The downside of variable midrange preamps is that they can offer too many options. I know it has taken me a while to become efficient at dialing in my Sire V7.
Agreed. I also had a Sire and got rid of that. At one time I thought it was an awesome thing. It's real difficult however to dial the same exact tone in, twice. The longer I play, the simpler I like things.
I have an American Geddy Lee Jazz on the world’s longest layaway, and I was playing it at the shop, and was struck how easy it was to dial in killer tones on this passive bass. If a bass is well made with good pickups and pots, passive goes a long ways.
I own $$$$$$ botiques... gig hard a conklin. I've actually had a house fire... my Black Onyx standard Millenium 5 was the one I brought out. When the Neck is properly shimmed, it easily competes with anything I've ever played...
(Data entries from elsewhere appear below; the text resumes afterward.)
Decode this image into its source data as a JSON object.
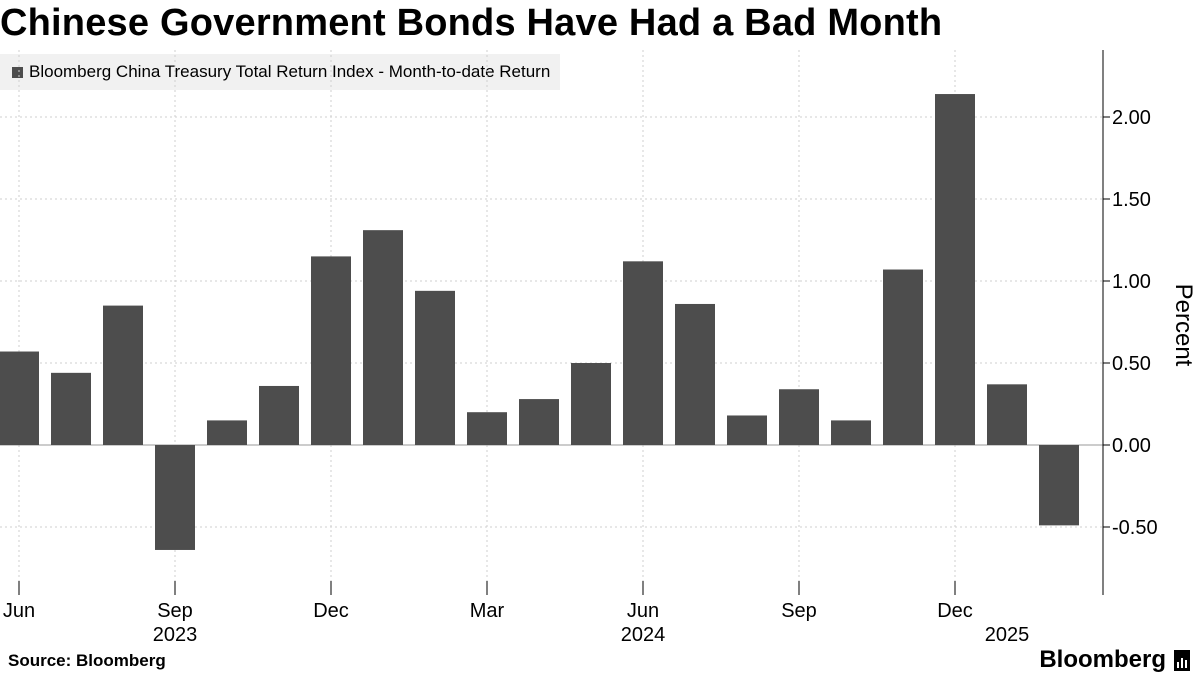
{
  "title": "Chinese Government Bonds Have Had a Bad Month",
  "legend_label": "Bloomberg China Treasury Total Return Index - Month-to-date Return",
  "source": "Source: Bloomberg",
  "brand": "Bloomberg",
  "bar_color": "#4d4d4d",
  "chart_data": {
    "type": "bar",
    "title": "Chinese Government Bonds Have Had a Bad Month",
    "ylabel": "Percent",
    "xlabel": "",
    "ylim": [
      -0.8,
      2.4
    ],
    "yticks": [
      "2.00",
      "1.50",
      "1.00",
      "0.50",
      "0.00",
      "-0.50"
    ],
    "ytick_values": [
      2.0,
      1.5,
      1.0,
      0.5,
      0.0,
      -0.5
    ],
    "legend": "Bloomberg China Treasury Total Return Index - Month-to-date Return",
    "grid": "vertical",
    "categories": [
      "2023-06",
      "2023-07",
      "2023-08",
      "2023-09",
      "2023-10",
      "2023-11",
      "2023-12",
      "2024-01",
      "2024-02",
      "2024-03",
      "2024-04",
      "2024-05",
      "2024-06",
      "2024-07",
      "2024-08",
      "2024-09",
      "2024-10",
      "2024-11",
      "2024-12",
      "2025-01",
      "2025-02"
    ],
    "series": [
      {
        "name": "Bloomberg China Treasury Total Return Index - Month-to-date Return",
        "values": [
          0.57,
          0.44,
          0.85,
          -0.64,
          0.15,
          0.36,
          1.15,
          1.31,
          0.94,
          0.2,
          0.28,
          0.5,
          1.12,
          0.86,
          0.18,
          0.34,
          0.15,
          1.07,
          2.14,
          0.37,
          -0.49
        ]
      }
    ],
    "xticks": [
      {
        "category": "2023-06",
        "label": "Jun",
        "year": ""
      },
      {
        "category": "2023-09",
        "label": "Sep",
        "year": "2023"
      },
      {
        "category": "2023-12",
        "label": "Dec",
        "year": ""
      },
      {
        "category": "2024-03",
        "label": "Mar",
        "year": ""
      },
      {
        "category": "2024-06",
        "label": "Jun",
        "year": "2024"
      },
      {
        "category": "2024-09",
        "label": "Sep",
        "year": ""
      },
      {
        "category": "2024-12",
        "label": "Dec",
        "year": ""
      },
      {
        "category": "2025-01",
        "label": "",
        "year": "2025"
      }
    ]
  }
}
I owned my Millenniums at a time when I was really swayed by what was the current Talkbass common sense. At that time, there was the prevalent attitude that closer string spacing was no good and Millenniums are 17mm at the bridge. I also really loved how the bridge humbucker could be split on Lakeland’s, but not on the Millennium. In the end, Millennium is a nice bass that worked fine for what I did, but I was chasing the bass I did not have.